Newly revealed EU accounts show the cost of pension liabilities for Brussels officials rose by 5.4 per cent last year to €67.2 billion (£59 billion). The figure has more than doubled in the past decade.
The huge cost is expected to be one of the largest parts of the so-called Brexit ‘divorce bill’ that Brussels is demanding the UK pays before talks can proceed.
A diplomat with a close relationship to Brexit talks discussed the impact of the new bill on British citizens. Speaking to The Times, the official blasted: “Paying pensions for Eurocrats after Brexit is going to be one of the most resented divorce costs.
“A lot of people are worried it will be too much for the British public to swallow.”
The average Eurocrat retires at 62 years old and receives a pension of up to £46,000 a year. The average Briton receives a pension worth £18,100 a year.
Just this week, Michael Barnier, the European Commission’s chief negotiator, reiterated his position that his team will block talks on a trade deal with the UK unless a commitment to cover supposed budget liabilities, including pensions, is made.
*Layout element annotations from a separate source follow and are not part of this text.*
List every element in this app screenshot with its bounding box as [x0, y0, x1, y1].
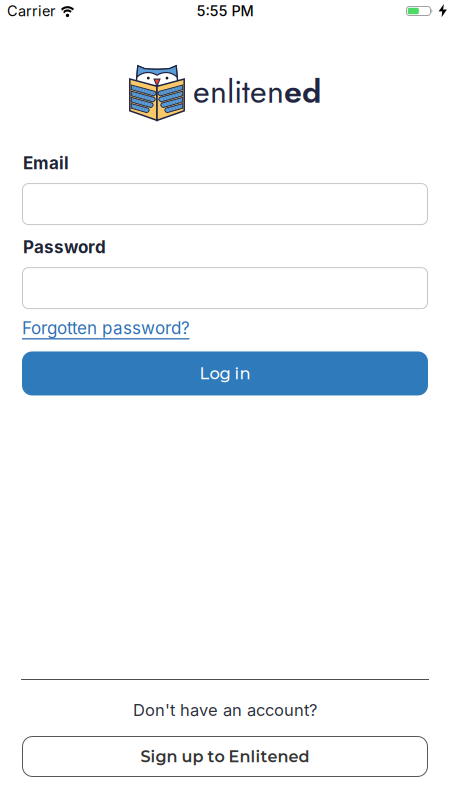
staticText: enlitened — [193, 69, 321, 114]
button[interactable]: Forgotten password? — [22, 318, 190, 340]
button[interactable]: Log in — [22, 352, 428, 396]
button[interactable]: Sign up to Enlitened — [22, 736, 428, 777]
button[interactable] — [22, 183, 428, 225]
staticText: Don't have an account? — [133, 700, 317, 720]
staticText: Forgotten password? — [22, 318, 190, 338]
staticText: Sign up to Enlitened — [140, 747, 310, 766]
staticText: Email — [23, 153, 69, 173]
staticText: Password — [23, 237, 106, 257]
staticText: Carrier — [7, 2, 55, 20]
button[interactable] — [22, 267, 428, 309]
staticText: 5:55 PM — [196, 2, 254, 20]
staticText: Log in — [200, 364, 250, 383]
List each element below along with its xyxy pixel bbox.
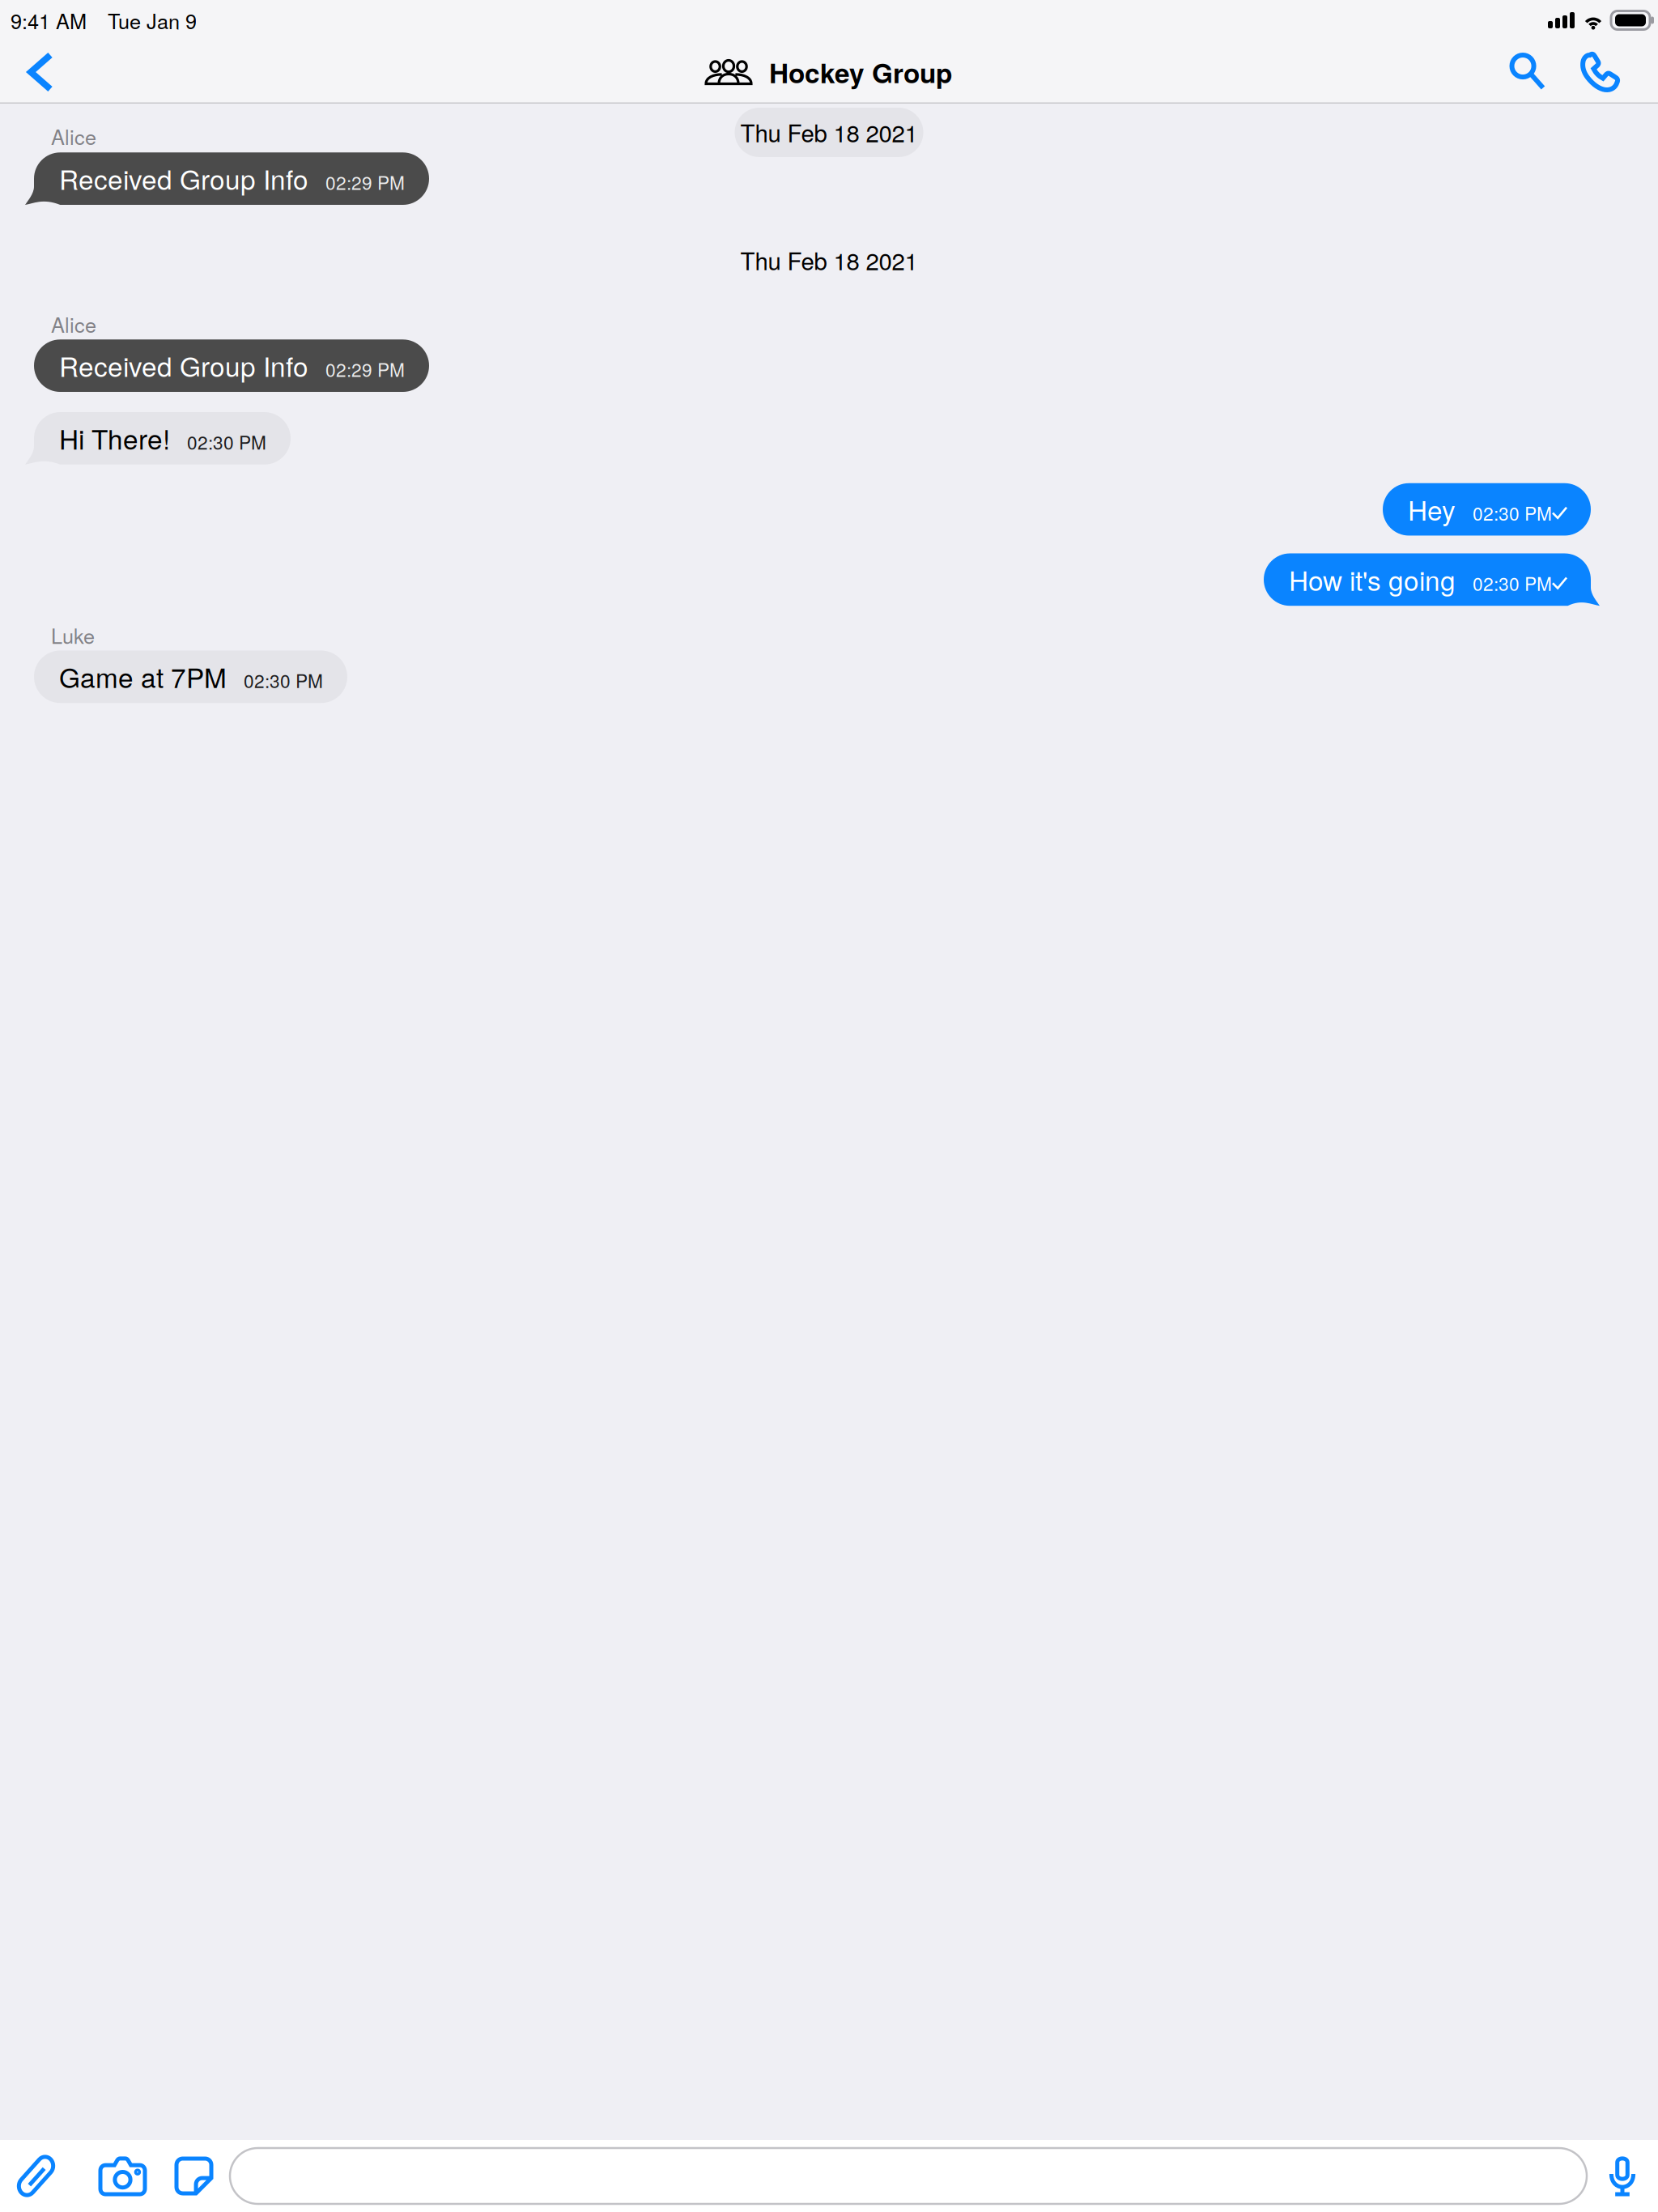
staticText: 02:30 PM bbox=[1473, 570, 1552, 596]
button[interactable]: Received Group Info bbox=[0, 339, 429, 392]
button[interactable]: Camera bbox=[85, 2140, 160, 2212]
button[interactable]: How it's going bbox=[1264, 553, 1658, 606]
staticText: Thu Feb 18 2021 bbox=[740, 243, 918, 277]
button[interactable]: Back bbox=[0, 42, 74, 102]
button[interactable]: Received Group Info bbox=[0, 152, 429, 205]
staticText: Thu Feb 18 2021 bbox=[740, 115, 918, 149]
staticText: Alice bbox=[51, 121, 96, 151]
staticText: 02:30 PM bbox=[187, 429, 266, 455]
button[interactable]: Record voice message bbox=[1587, 2140, 1658, 2212]
staticText: Hey bbox=[1408, 490, 1456, 528]
staticText: Received Group Info bbox=[59, 346, 308, 385]
staticText: 02:29 PM bbox=[325, 356, 405, 382]
staticText: How it's going bbox=[1289, 560, 1456, 599]
button[interactable]: Game at 7PM bbox=[0, 651, 347, 703]
staticText: 02:30 PM bbox=[1473, 500, 1552, 526]
button[interactable]: Stickers bbox=[160, 2141, 227, 2211]
staticText: 02:30 PM bbox=[244, 667, 323, 693]
staticText: Game at 7PM bbox=[59, 657, 227, 696]
button[interactable]: Call bbox=[1563, 41, 1636, 103]
button[interactable]: Hey bbox=[1383, 483, 1658, 536]
staticText: Received Group Info bbox=[59, 159, 308, 198]
button[interactable]: Hi There! bbox=[0, 412, 291, 465]
staticText: 9:41 AM bbox=[11, 6, 87, 35]
button[interactable]: Attach file bbox=[0, 2140, 85, 2212]
button[interactable]: Search bbox=[1493, 41, 1563, 103]
staticText: 02:29 PM bbox=[325, 169, 405, 195]
staticText: Tue Jan 9 bbox=[108, 6, 197, 35]
staticText: Hockey Group bbox=[769, 53, 952, 91]
staticText: Luke bbox=[51, 620, 95, 650]
staticText: Hi There! bbox=[59, 419, 170, 457]
button[interactable]: Message input bbox=[230, 2148, 1587, 2204]
staticText: Alice bbox=[51, 309, 96, 339]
In a statement last Thursday, UKIP’s interim leader Steve Crowther said the EU was holding the UK to “ransom”, forcing Britain to “buy the right to continue negotiating”.
On the 18th of September, it was reported that the prime minister is preparing to cave to EU demands and offer £30 billion with “almost unanimous” support from her Tory cabinet.
However, Sir Bill Cash, Conservative MP for Stone and chairman of the Commons European scrutiny committee, said that the government must not give in to “airy fairy” Brussels demands based on generous pay and perks for officials.
“This is a wake-up call for those encouraging a hopelessly generous deal with the EU,” he said. “It is not in Britain’s national interest to make payments driven by the EU’s administrative largesse. We need a mutually agreed and published statement of obligations in black and white so the public can make a judgment.”